What Do We Do Today?
The young Germans needed, but lacked, teachers like Socrates to instruct them in political moderation and the limits of politics. But what about today’s youth? Sam Goldman has doubted Strauss’ implication that old-fashioned education will solve the problem posed by nihilism: “The yearning for risk and commitment he describes can only rarely be satisfied in the library or classroom.” Further, old-fashioned teachers in the mold of Strauss or a Socrates are rare, and formal classical education is in decline. Staking our civilization on their recurrence may be unwise: Not only do we lack such educators, but our current educational system bears striking resemblance to the Weimar Republic’s “progressive education system,” which Strauss described as “the most dangerous thing for these young men.”
Strauss’ other observations are scarce more encouraging. German youths, appalled by modern amorality, “would have been impressed as much as we were, by what Winston Churchill said after the defeat in Flanders about Britain's finest hour.” Individual greatness remains possible in the modern age, despite our pretensions to equality.
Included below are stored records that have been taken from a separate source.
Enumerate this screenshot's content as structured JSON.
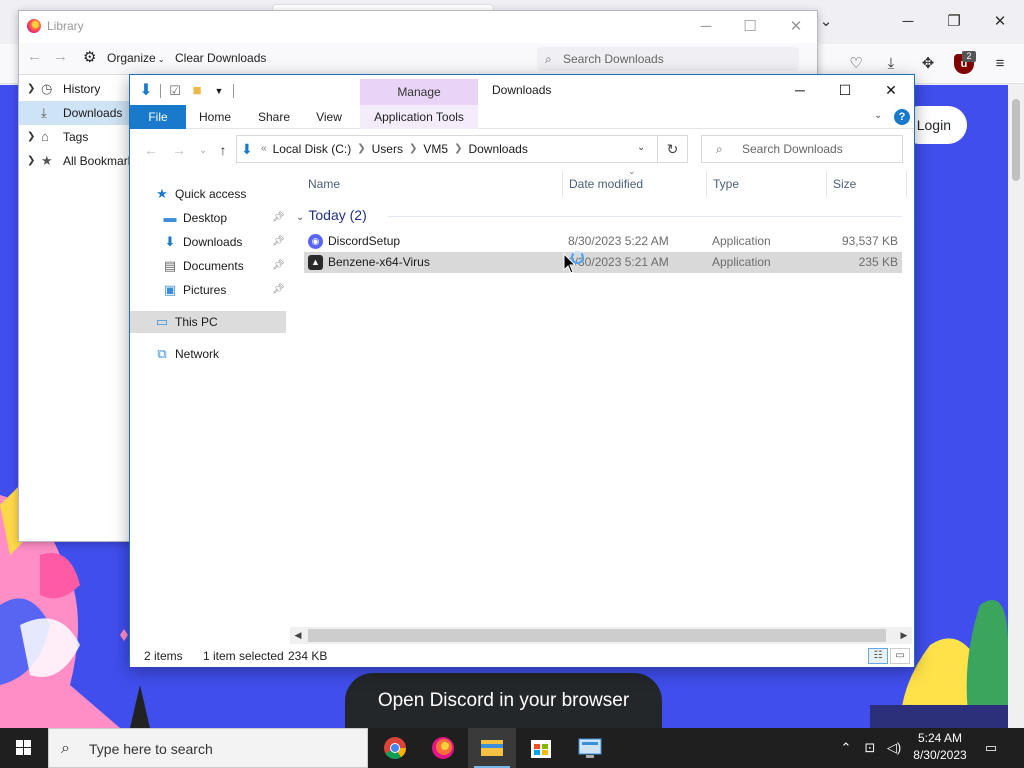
{
  "library": {
    "title": "Library",
    "toolbar": {
      "organize": "Organize",
      "clear_downloads": "Clear Downloads"
    },
    "search_placeholder": "Search Downloads",
    "tree": [
      {
        "label": "History",
        "icon": "clock-icon"
      },
      {
        "label": "Downloads",
        "icon": "download-icon",
        "selected": true
      },
      {
        "label": "Tags",
        "icon": "tag-icon"
      },
      {
        "label": "All Bookmarks",
        "icon": "star-icon"
      }
    ]
  },
  "firefox": {
    "login_label": "Login",
    "banner_text": "Open Discord in your browser",
    "ublock_badge": "2",
    "ublock_letter": "u"
  },
  "explorer": {
    "manage_tab": "Manage",
    "title": "Downloads",
    "ribbon_tabs": [
      "File",
      "Home",
      "Share",
      "View",
      "Application Tools"
    ],
    "address": {
      "prefix": "«",
      "crumbs": [
        "Local Disk (C:)",
        "Users",
        "VM5",
        "Downloads"
      ]
    },
    "search_placeholder": "Search Downloads",
    "nav_pane": {
      "quick_access": "Quick access",
      "pinned": [
        {
          "label": "Desktop",
          "icon": "desktop-icon"
        },
        {
          "label": "Downloads",
          "icon": "downloads-folder-icon"
        },
        {
          "label": "Documents",
          "icon": "documents-icon"
        },
        {
          "label": "Pictures",
          "icon": "pictures-icon"
        }
      ],
      "this_pc": "This PC",
      "network": "Network"
    },
    "columns": {
      "name": "Name",
      "date": "Date modified",
      "type": "Type",
      "size": "Size"
    },
    "group": {
      "label": "Today (2)"
    },
    "files": [
      {
        "name": "DiscordSetup",
        "date": "8/30/2023 5:22 AM",
        "type": "Application",
        "size": "93,537 KB",
        "selected": false
      },
      {
        "name": "Benzene-x64-Virus",
        "date": "8/30/2023 5:21 AM",
        "type": "Application",
        "size": "235 KB",
        "selected": true
      }
    ],
    "status": {
      "items": "2 items",
      "selected": "1 item selected",
      "size": "234 KB"
    }
  },
  "taskbar": {
    "search_placeholder": "Type here to search",
    "time": "5:24 AM",
    "date": "8/30/2023"
  },
  "colors": {
    "discord_blurple": "#404eed",
    "file_tab_blue": "#1979ca",
    "manage_purple": "#e9d4f7"
  }
}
The right statesmen might help appease nihilists’ concerns with modern civilization. This is plausible, but waiting around for another Churchill is not a viable option today. And our political class gives us little hope that such role models will emerge.
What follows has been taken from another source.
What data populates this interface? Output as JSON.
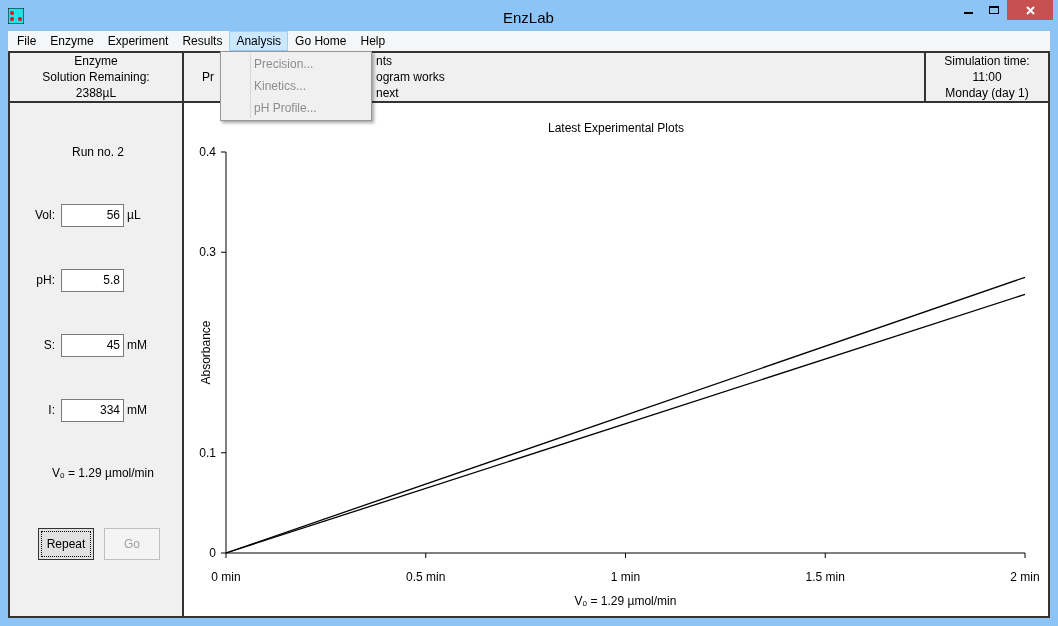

What about the church? Strauss observes that the German youths “knew that they were the sons and grandsons and great-grandsons of godless men.” Perhaps a more religious Germany would not have fallen for the pagan myths of National Socialism. Today, the rise of illiberalism has also coincided with a rapid decline in religious institutions. Still, waiting around for revival is not a practicable solution to immediate political and economic problems.
A final clue might lie in the “fallacy” Strauss identified above. The nihilists believed that the communist understanding of the future was correct. This was wrong, as many understood even then.
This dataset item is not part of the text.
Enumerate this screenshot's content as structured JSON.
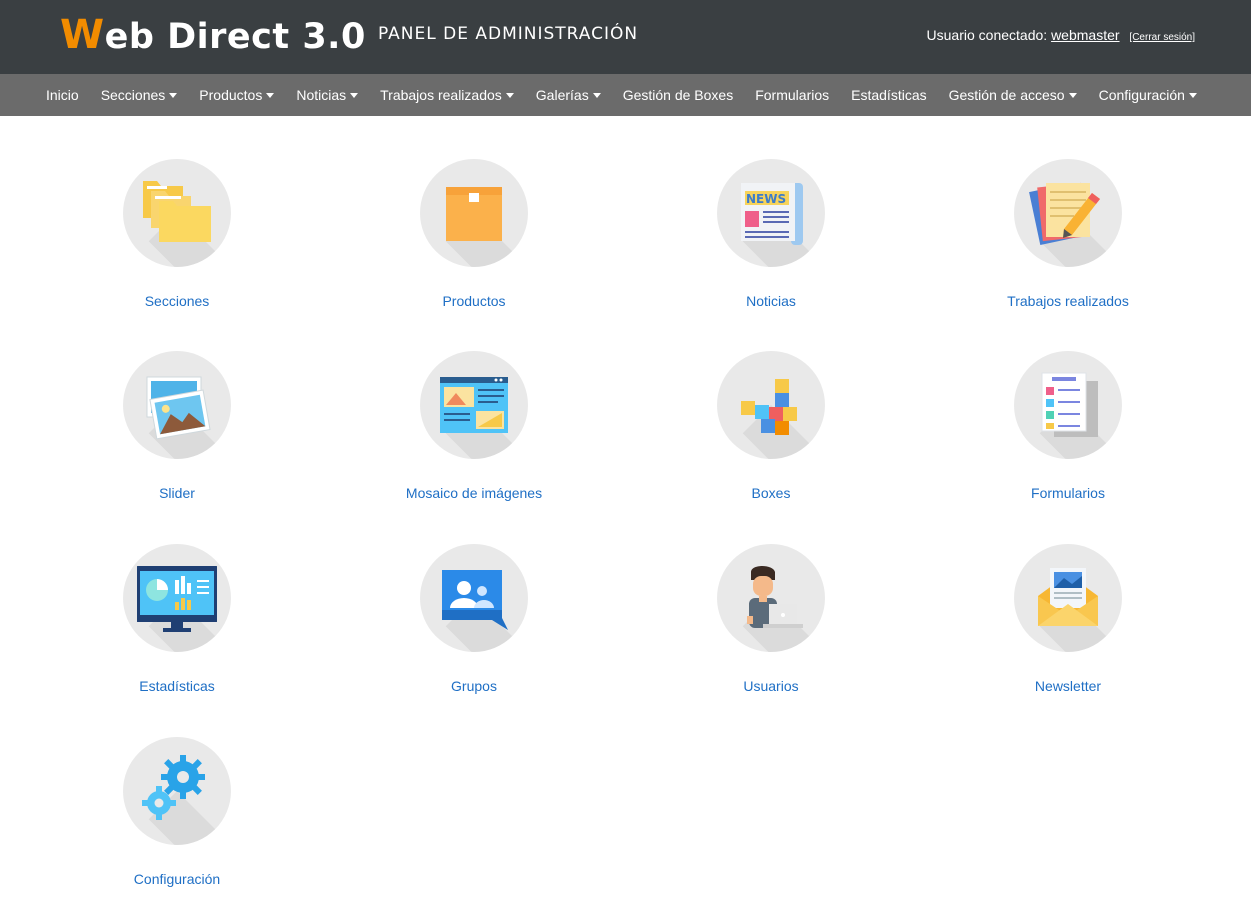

One doubts, however, that exposing the German youths to the arguments of Mises and Hayek would have done much good. The notion that the future is unknown and unknowable is unlikely to appease someone worried history is heading in the wrong direction. It may not actually be the case that communist utopia is the inevitable end point of history. Yet that refutation does not supply nihilists with a definite, alternative vision.
What then will stop the tide of nihilism? We cannot sit around in hopes of another Churchill or Great Awakening. If there aren’t enough old-fashioned teachers, and economic refutations don’t work, what then? Are we to keep going up against the post-liberals with our charts and fact-checks?
To answer these questions, we must first deepen our understanding of the problem. If the nihilists of the 1930s were reacting against the vision of the future offered by communism, what is the modern equivalent? What vision of the future are today’s nihilists reacting against? And what is the alternative vision? Strauss explains that “the most ardent upholders of the principle of progress, of an essentially aggressive principle, were compelled to take a defensive stand; and, in the realm of the mind, taking a defensive stand looks like admitting defeat.”
Liberals, whether on the right or left, still often come off as mere defenders of an unsatisfactory status quo. To respond effectively to nihilism and post-liberalism, liberals must recognize post-liberals’ deepest concerns, and articulate a positive vision for the future that speaks to those concerns.